In order to provide trails of trustworthiness in real-time streams, the authors plan to address the following challenges:

•  “Establishment of new metrics that will help evaluate the trustworthiness of information people receive, especially from real-time sources, which may demand immediate attention and action. […] we show that coverage of a wider range of opinions, along with independence of results’ provenance, can enhance the quality of organic search results. We plan to extend this work in the area of real-time information so that it does not rely on post-processing procedures that evaluate quality, but on real-time algorithms that maintain a trail of trustworthiness for every piece of information the user receives.”

• “Monitor the evolving ways in which information reaches users, in particular citizens near election time.”

•  “Establish a personalizable model that captures the parameters involved in the determination of trustworthiness of in- formation in real-time information channels, such as Twitter, extending the work of measuring quality in more static information channels, and by applying machine learning and data mining algorithms. To implement this task, we will design online algorithms that support the determination of quality via the maintenance of trails of trustworthiness that each piece of information carries with it, either explicitly or implicitly. Of particular importance, is that these algorithms should help maintain privacy for the user’s trusting network.”
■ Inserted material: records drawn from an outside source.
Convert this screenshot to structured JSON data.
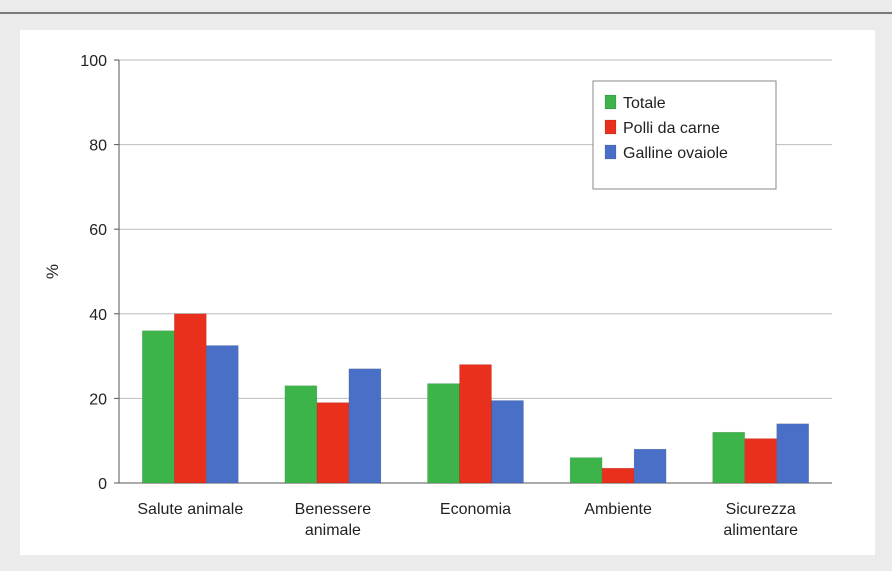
{
  "header": {
    "visible_title_fragment": ""
  },
  "chart_data": {
    "type": "bar",
    "title": "",
    "xlabel": "",
    "ylabel": "%",
    "ylim": [
      0,
      100
    ],
    "yticks": [
      0,
      20,
      40,
      60,
      80,
      100
    ],
    "grid": true,
    "legend_position": "top-right",
    "categories": [
      [
        "Salute animale"
      ],
      [
        "Benessere",
        "animale"
      ],
      [
        "Economia"
      ],
      [
        "Ambiente"
      ],
      [
        "Sicurezza",
        "alimentare"
      ]
    ],
    "series": [
      {
        "name": "Totale",
        "color": "#3cb44a",
        "values": [
          36,
          23,
          23.5,
          6,
          12
        ]
      },
      {
        "name": "Polli da carne",
        "color": "#e8301c",
        "values": [
          40,
          19,
          28,
          3.5,
          10.5
        ]
      },
      {
        "name": "Galline ovaiole",
        "color": "#4a6fc7",
        "values": [
          32.5,
          27,
          19.5,
          8,
          14
        ]
      }
    ]
  }
}
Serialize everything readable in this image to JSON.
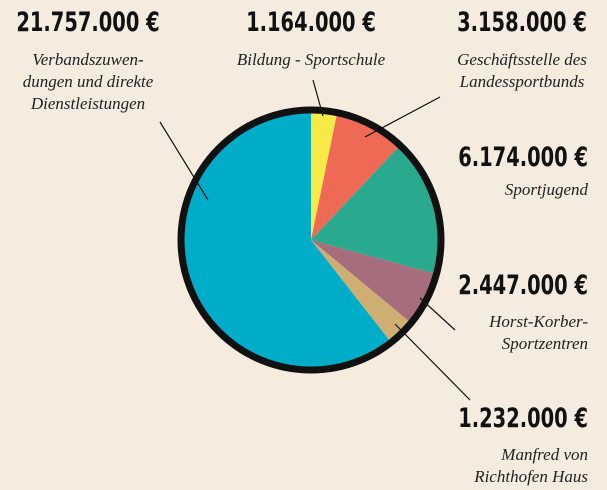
{
  "chart_data": {
    "type": "pie",
    "categories": [
      "Bildung - Sportschule",
      "Geschäftsstelle des\nLandessportbunds",
      "Sportjugend",
      "Horst-Korber-\nSportzentren",
      "Manfred von\nRichthofen Haus",
      "Verbandszuwen-\ndungen und direkte\nDienstleistungen"
    ],
    "values": [
      1164000,
      3158000,
      6174000,
      2447000,
      1232000,
      21757000
    ],
    "value_labels": [
      "1.164.000 €",
      "3.158.000 €",
      "6.174.000 €",
      "2.447.000 €",
      "1.232.000 €",
      "21.757.000 €"
    ],
    "colors": [
      "#f7ea47",
      "#ee6a55",
      "#29aa8e",
      "#a66e7c",
      "#cfae74",
      "#00adc9"
    ]
  }
}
• “Design algorithms that can detect attacks on [real-time information channels]. For example we can automatically detect bursts of activity re- lated to a subject, source, or non-independent sources. We have already made progress in this area. Recently, we advised and provided data to a group of researchers at Indiana University to help them implement “truthy”, a site that monitors bursty activity on Twitter.  We plan to advance, fine-tune and automate this process. In particular, we will develop algorithms that calculate the trust in an information trail based on a score that is affected by the influence and trustworthiness of the informants.”

In conclusion, the authors “mention that in a month from this writing, Ushahidi […] plans to release SwiftRiver, a platform that ‘enables the filtering and verification of real-time data from channels like Twitter, SMS, Email and RSS feeds’. Several of the features of Swift River seem similar to what we propose, though a major difference appears to be that our design is personalization at the individual user level.”

Indeed, having been involved in SwiftRiver research since early 2009 and currently testing the private beta, there are important similarities and some differences. But one such difference is not personalization. Indeed, Swift allows full personalization at the individual user level.

Another is that we’re hoping to go beyond just text-based information with Swift, i.e., we hope to pull in pictures and video footage (in addition to Tweets, RSS feeds, email, SMS, etc) in order to cross-validate information across media, which we expect will make the falsification of crowdsourced information more challenging, as I argue here. In any case, I very much hope that the system being developed by the authors will be free and open source so that integration might be possible.

A copy of the paper is available here (PDF). I hope to meet the authors at the Berkman Center’s “Truth in Digital Media Symposium” and highly recommend the wiki they’ve put together with additional resources. I’ve added the majority of my research on verification of crowdsourced information to that wiki, such as my 20-page study on “Information Forensics: Five Case Studies on How to Verify Crowdsourced Information from Social Media.”